According to the Manufacturing Outlook Q4 survey by EEF and accountancy and business advisory firm BDO LLP, manufacturers are continuing to ignore ongoing political uncertainty as improved global demand and an increase in commodity prices is feeding growth across the manufacturing supply chain.
They say that this is compensating for weaker UK demand as the squeeze on living standards and Brexit uncertainty continues to take its toll domestically.
The strong performance has led EEF to upgrade growth forecasts for manufacturing for this year and next, meaning the sector will outperform the economy overall.
Furthermore, the positive conditions in Q4 means that 2017 will be the first since the financial crisis when both output and order balances have been positive in every quarter throughout the year.
Lee Hopley, EEF chief economist, said: “Stronger global growth has cemented the foundations for growth in manufacturing this year, but the sector’s contribution to the UK economy has been greater than most expected. Not only have we seen consistently positive survey responses in each quarter this year, but growth has been evident across all industry segments and UK regions in 2017.

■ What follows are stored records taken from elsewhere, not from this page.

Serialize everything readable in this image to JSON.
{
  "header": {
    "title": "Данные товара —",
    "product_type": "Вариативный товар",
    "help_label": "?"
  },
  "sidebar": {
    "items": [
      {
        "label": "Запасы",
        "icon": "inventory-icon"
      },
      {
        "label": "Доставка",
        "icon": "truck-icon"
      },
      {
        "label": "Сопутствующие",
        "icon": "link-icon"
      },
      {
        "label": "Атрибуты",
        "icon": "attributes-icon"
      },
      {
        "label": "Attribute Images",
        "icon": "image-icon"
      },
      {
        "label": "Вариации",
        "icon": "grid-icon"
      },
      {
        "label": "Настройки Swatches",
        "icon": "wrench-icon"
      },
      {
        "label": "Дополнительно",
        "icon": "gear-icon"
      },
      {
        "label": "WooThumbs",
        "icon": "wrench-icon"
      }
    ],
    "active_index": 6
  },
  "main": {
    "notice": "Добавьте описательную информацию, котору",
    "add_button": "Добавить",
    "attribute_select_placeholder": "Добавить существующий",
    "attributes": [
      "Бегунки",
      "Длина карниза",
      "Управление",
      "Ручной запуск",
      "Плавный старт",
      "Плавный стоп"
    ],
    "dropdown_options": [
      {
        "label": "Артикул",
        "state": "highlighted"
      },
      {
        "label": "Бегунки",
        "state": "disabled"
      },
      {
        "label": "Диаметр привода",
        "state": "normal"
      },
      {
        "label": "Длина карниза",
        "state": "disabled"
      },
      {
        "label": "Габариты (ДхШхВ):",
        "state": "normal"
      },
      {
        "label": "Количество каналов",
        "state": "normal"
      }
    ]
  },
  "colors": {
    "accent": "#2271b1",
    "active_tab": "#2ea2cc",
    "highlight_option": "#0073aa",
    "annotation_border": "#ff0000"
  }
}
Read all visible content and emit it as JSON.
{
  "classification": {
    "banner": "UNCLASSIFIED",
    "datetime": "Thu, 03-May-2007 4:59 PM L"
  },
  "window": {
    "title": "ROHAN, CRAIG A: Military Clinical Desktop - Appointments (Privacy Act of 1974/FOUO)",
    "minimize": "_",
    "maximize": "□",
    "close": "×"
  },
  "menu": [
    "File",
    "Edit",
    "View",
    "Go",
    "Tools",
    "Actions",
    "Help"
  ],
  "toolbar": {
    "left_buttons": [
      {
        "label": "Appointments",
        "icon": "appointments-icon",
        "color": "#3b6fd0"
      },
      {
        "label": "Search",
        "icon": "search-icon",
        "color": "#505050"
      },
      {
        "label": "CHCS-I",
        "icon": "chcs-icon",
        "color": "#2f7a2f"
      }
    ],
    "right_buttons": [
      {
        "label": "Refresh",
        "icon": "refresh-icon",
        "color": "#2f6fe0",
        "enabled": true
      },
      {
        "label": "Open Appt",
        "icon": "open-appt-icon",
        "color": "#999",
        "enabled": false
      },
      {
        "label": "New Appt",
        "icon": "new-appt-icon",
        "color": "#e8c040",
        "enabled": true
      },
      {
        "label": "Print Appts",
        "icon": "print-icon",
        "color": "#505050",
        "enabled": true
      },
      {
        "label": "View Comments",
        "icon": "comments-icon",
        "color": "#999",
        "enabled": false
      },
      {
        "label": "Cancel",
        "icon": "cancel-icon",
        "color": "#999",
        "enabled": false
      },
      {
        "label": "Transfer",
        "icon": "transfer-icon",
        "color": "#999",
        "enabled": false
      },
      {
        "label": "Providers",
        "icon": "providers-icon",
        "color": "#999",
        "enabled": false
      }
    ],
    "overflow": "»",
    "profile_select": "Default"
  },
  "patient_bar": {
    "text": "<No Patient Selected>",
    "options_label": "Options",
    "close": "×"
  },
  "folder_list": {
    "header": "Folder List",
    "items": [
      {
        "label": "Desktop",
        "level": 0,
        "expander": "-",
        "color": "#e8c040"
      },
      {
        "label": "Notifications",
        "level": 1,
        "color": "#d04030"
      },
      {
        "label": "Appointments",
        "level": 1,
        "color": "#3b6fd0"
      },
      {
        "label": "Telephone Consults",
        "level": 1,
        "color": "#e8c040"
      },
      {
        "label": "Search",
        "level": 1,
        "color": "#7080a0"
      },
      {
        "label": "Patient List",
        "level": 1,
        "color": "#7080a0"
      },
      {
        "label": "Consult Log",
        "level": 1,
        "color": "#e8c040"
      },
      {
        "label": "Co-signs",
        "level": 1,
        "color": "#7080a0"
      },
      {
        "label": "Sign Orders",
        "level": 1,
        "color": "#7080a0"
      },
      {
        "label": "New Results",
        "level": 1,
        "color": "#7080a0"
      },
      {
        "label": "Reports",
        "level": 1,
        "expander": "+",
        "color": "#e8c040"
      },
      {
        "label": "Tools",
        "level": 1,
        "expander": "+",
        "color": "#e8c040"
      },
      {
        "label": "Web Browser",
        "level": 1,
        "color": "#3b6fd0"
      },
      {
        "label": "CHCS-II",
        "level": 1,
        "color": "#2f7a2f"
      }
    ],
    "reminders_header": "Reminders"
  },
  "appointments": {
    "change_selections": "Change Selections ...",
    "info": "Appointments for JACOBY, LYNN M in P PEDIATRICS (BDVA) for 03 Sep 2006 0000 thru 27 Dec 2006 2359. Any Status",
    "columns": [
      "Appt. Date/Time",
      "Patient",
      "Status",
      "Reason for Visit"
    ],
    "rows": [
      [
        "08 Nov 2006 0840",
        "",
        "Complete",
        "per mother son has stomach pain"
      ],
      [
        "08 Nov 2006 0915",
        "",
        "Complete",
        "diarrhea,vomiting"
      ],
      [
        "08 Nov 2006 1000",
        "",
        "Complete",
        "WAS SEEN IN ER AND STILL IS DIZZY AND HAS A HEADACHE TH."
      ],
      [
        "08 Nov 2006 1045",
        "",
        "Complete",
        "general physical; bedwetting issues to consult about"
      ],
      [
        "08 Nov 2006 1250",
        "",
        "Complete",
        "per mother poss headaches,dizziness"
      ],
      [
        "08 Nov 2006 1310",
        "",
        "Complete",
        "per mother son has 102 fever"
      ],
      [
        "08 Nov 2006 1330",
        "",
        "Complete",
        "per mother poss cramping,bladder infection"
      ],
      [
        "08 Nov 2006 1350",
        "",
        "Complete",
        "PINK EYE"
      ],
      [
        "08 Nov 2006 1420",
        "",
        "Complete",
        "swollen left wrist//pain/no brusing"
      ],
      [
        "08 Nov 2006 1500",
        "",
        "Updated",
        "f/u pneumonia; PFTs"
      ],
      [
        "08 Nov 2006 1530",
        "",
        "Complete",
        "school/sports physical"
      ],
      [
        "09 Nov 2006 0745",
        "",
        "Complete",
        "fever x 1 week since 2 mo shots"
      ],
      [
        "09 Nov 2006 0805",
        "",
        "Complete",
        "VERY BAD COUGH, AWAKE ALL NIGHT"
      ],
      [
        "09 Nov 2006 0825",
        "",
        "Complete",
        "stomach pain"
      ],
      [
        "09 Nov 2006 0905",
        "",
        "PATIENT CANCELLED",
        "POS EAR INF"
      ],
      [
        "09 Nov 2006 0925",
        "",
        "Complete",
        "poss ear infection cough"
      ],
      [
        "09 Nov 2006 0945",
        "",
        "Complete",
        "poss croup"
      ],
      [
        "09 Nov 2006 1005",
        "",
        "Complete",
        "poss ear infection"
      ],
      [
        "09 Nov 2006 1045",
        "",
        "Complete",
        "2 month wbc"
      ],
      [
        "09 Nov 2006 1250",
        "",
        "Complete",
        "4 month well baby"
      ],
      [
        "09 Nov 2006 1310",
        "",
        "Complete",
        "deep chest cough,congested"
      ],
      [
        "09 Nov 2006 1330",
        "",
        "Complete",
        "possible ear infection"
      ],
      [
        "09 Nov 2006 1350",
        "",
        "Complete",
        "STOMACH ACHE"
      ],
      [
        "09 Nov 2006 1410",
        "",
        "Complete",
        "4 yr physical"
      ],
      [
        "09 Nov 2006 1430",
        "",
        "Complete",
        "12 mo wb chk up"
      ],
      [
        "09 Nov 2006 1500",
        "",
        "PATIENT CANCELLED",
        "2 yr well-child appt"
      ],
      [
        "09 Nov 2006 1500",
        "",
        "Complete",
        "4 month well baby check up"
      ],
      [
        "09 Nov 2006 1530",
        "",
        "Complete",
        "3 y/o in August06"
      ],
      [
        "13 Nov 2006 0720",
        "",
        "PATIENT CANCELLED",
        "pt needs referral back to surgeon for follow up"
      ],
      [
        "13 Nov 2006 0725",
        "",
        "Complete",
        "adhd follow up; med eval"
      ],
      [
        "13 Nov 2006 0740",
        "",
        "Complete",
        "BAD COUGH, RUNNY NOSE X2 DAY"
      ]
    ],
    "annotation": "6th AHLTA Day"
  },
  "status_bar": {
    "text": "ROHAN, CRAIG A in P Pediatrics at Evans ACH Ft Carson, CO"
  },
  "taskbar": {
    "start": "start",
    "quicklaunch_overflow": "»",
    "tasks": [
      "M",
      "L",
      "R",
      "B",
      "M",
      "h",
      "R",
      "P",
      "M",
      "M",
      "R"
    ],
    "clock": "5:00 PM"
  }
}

“There is some confidence that this momentum will carry into 2018, but as we head towards the Brexit end game we need manufacturing to produce the same trick of broad based growth again next year. As we see more companies investing and capitalising on global growth, we’ve become more upbeat in our forecasts for the growth outlook. Government’s industrial strategy is now out of the starting blocks but it needs to maintain a steady pace on delivery of its policy commitments to anchor manufacturers’ growth and investment in the year ahead.”
Key findings:
- Both output and total orders remained in very positive territory at +34% (+34% in Q3) and +30% (37% in Q3) respectively.
- The continued growth in world trade and weakness in the UK market has meant that the gap between export and domestic orders has continued to widen due to rising inflation, slowing consumption growth and Brexit uncertainty.
- Export orders remained at the same level as in Q3 at +33% whilst domestic orders continued to soften, easing back to +12% from +22% in Q3.
- Longer-term confidence amongst manufacturers about their own firm-level fortunes continued to edge higher this quarter with growing pressure on capacity leading manufacturers to increase investment for the second quarter running, with the capital expenditure plans balance hitting its high level since 2014q2 at +20% (+15% in Q3). This is being accompanied by continued robust recruitment plans across the sector, +22% in in Q4 compared to +25% in Q3.
- EEF has upgraded its forecasts for the sector to +2.1% and 1.4% respectively. This is faster than the UK economy overall where, in line with the OBR forecasts at the Budget, EEF expected tepid UK growth of 1.5% in 2017 and 1.3% in 2018.